The twins are falling in love. Not with each other.
Their friend Kevin (my Oscar weekend wing man) and I are left at home, listening to the stories. They return battle-scarred from long nights with new lovers. It can be frustrating. Watching them make the same mistakes we all made.
Robby in love: tap dancing in a mine field.
The hyacinths died. The man who brought them is sick with gout.
The house is so beautiful at the moment. The pale, watery Californian winter sunlight…perfect for my English decor and sensibility.
I must have written that a thousand times during the time I have been blogging.
The twins have their 22nd birthday in two weeks. They don’t want a party, they don’t want any attention. We’ll see if they change their mind.
I have a new dog. A Chihuahua/Boston Terrier mix called Dude. A rescue, he can’t believe his luck. He peed on Kevin’s bed last night. He trots along like a Lipizzan. He has a deep, croaky bark. He follows me around like a shadow, much to The Little Dog’s profound irritation.
Washed all the sheets yesterday, the linen smelt heavenly when I crawled into bed last night.
Press conference at the end of the month. Testifying for the ACLU mid April. Dinners planned with the most unlikely allies.

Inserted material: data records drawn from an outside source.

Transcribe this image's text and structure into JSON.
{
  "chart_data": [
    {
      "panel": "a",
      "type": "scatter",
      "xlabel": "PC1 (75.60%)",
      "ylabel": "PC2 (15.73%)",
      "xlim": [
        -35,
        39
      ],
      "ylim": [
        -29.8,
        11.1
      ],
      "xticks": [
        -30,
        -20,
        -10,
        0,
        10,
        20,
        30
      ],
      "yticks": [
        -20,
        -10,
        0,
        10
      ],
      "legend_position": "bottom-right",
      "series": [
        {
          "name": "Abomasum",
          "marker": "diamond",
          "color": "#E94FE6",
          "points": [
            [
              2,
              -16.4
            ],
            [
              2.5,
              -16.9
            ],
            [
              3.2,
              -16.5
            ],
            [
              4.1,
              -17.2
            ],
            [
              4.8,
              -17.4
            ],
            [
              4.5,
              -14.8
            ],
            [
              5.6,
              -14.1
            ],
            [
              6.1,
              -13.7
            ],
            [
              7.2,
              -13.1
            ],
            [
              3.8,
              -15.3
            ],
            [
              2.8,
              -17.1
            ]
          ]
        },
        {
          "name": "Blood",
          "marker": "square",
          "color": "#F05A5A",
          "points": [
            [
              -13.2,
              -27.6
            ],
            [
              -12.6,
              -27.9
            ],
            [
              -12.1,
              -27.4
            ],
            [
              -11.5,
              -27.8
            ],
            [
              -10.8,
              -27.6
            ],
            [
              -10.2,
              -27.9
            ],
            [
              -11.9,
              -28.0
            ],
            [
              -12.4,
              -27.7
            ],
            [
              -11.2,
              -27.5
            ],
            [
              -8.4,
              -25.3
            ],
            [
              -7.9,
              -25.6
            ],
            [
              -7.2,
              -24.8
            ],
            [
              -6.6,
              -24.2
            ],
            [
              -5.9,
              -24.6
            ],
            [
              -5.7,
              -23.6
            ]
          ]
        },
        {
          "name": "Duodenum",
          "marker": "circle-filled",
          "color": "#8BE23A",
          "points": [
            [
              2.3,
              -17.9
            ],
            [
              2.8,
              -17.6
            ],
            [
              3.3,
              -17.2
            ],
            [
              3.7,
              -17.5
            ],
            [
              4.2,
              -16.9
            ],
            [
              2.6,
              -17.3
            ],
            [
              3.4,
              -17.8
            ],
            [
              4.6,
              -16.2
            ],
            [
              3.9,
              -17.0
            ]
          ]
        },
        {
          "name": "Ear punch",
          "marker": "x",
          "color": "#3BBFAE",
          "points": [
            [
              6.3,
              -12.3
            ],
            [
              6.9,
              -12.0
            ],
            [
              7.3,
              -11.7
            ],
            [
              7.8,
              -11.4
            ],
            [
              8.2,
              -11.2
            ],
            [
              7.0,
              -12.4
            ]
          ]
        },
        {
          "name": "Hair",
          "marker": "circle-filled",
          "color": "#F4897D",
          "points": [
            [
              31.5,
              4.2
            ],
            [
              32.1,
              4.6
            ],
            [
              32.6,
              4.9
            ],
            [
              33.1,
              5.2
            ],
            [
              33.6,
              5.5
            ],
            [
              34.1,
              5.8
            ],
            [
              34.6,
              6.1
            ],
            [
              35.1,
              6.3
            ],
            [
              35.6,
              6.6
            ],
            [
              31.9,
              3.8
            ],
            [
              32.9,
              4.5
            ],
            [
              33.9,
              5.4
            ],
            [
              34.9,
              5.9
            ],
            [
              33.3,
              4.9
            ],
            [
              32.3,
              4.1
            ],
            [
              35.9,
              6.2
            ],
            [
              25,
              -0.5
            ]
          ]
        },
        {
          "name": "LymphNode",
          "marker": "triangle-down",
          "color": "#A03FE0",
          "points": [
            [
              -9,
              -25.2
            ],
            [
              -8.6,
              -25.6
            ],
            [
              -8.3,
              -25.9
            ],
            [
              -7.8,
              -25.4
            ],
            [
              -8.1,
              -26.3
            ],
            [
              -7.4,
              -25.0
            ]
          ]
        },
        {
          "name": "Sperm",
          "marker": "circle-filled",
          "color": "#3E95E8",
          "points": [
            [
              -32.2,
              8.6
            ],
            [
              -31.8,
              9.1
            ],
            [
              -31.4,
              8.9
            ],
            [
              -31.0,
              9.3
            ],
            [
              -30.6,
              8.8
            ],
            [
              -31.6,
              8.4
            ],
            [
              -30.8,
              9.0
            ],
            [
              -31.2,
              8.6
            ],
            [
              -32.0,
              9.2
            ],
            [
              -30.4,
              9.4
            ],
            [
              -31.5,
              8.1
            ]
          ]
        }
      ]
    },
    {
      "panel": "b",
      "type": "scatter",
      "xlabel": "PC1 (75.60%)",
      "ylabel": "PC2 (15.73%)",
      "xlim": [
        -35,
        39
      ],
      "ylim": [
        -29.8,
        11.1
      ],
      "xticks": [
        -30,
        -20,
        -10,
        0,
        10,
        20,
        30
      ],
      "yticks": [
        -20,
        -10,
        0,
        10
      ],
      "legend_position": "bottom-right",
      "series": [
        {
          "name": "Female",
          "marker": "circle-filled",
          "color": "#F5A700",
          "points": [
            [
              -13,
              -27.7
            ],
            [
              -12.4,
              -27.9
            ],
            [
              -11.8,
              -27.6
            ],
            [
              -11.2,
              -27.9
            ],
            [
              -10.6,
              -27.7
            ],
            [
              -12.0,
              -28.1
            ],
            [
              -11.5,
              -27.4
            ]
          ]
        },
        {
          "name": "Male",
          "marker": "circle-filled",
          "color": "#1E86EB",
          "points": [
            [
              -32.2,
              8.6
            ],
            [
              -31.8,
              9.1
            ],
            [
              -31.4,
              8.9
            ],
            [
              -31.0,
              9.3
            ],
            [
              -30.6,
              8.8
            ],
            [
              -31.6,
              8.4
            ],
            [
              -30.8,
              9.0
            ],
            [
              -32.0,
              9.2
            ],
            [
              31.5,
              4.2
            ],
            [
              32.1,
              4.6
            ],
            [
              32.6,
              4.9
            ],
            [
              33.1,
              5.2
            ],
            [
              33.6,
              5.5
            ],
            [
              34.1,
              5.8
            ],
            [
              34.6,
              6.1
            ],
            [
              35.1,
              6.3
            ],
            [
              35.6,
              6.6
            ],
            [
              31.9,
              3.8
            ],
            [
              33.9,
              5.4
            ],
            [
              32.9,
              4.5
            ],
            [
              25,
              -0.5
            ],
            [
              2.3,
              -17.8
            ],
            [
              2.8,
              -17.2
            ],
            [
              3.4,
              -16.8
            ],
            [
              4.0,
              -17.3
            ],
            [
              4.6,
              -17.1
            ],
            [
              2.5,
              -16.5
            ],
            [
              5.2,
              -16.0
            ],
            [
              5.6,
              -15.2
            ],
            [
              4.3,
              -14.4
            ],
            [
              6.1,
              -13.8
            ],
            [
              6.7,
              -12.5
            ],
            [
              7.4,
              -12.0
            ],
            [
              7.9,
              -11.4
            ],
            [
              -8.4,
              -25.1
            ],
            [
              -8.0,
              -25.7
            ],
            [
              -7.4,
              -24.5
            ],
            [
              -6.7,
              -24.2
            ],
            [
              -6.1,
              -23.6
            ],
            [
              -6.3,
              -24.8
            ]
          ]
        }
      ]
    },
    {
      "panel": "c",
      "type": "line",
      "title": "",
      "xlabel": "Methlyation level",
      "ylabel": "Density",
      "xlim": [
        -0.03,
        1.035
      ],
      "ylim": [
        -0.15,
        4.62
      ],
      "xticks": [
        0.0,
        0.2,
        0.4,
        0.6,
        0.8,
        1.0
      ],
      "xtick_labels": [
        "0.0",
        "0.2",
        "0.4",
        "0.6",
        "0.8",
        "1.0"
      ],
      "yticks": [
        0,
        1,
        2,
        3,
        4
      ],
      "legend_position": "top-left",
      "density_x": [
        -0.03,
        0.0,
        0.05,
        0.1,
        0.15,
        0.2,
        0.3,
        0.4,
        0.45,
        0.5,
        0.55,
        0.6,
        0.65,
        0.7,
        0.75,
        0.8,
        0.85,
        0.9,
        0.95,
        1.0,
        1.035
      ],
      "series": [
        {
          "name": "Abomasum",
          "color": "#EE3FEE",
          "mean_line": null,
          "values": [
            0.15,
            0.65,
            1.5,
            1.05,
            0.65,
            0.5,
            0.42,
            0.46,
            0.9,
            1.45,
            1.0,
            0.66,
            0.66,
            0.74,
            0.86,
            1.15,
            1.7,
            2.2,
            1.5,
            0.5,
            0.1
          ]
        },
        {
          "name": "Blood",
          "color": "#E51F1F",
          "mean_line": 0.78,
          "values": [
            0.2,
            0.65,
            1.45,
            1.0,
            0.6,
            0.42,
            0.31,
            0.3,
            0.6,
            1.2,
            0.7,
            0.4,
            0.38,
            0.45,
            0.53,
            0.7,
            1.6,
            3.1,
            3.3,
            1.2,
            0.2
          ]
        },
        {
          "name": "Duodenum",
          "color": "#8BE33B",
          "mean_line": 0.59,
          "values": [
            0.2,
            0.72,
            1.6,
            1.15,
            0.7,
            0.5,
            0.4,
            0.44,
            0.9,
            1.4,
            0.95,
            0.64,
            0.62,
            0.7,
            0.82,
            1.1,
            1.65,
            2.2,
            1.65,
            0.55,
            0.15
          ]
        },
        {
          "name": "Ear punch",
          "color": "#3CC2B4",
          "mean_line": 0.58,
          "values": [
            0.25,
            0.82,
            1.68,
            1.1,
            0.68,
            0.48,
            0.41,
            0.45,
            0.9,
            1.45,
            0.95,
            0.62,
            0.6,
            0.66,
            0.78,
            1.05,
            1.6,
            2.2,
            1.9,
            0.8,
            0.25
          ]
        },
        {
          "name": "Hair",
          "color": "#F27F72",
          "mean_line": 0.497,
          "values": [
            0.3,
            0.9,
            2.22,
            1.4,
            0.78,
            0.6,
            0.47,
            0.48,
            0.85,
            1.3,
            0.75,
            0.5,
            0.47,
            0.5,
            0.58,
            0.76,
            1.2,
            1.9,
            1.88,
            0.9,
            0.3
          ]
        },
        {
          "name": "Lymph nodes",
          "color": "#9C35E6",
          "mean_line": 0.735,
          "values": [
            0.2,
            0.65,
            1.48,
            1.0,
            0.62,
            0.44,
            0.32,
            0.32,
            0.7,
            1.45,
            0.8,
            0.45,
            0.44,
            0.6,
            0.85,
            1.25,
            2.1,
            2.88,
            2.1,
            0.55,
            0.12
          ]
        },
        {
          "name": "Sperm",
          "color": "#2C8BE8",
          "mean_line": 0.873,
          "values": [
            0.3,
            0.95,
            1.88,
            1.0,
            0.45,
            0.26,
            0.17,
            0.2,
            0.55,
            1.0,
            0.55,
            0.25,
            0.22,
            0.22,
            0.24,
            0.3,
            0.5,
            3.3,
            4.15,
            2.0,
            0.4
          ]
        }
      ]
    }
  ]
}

Charity dinners for the LA Gay and Lesbian Center’s Homeless Youth Program and a Freedom to Marry event in April. Trying to throw myself into the melee. Trying to be of service.
I have categorically decided that I will not be sober much longer, just waiting for the right moment to take my first drink. It is possible to drink and believe in God? Many people do it. My primary concern.
Unless I find alternative meetings where there are people more like me? I don’t mean gay meetings. It’s bollocks…this AA shit.
Good intentions ruined by a bunch of alcoholics.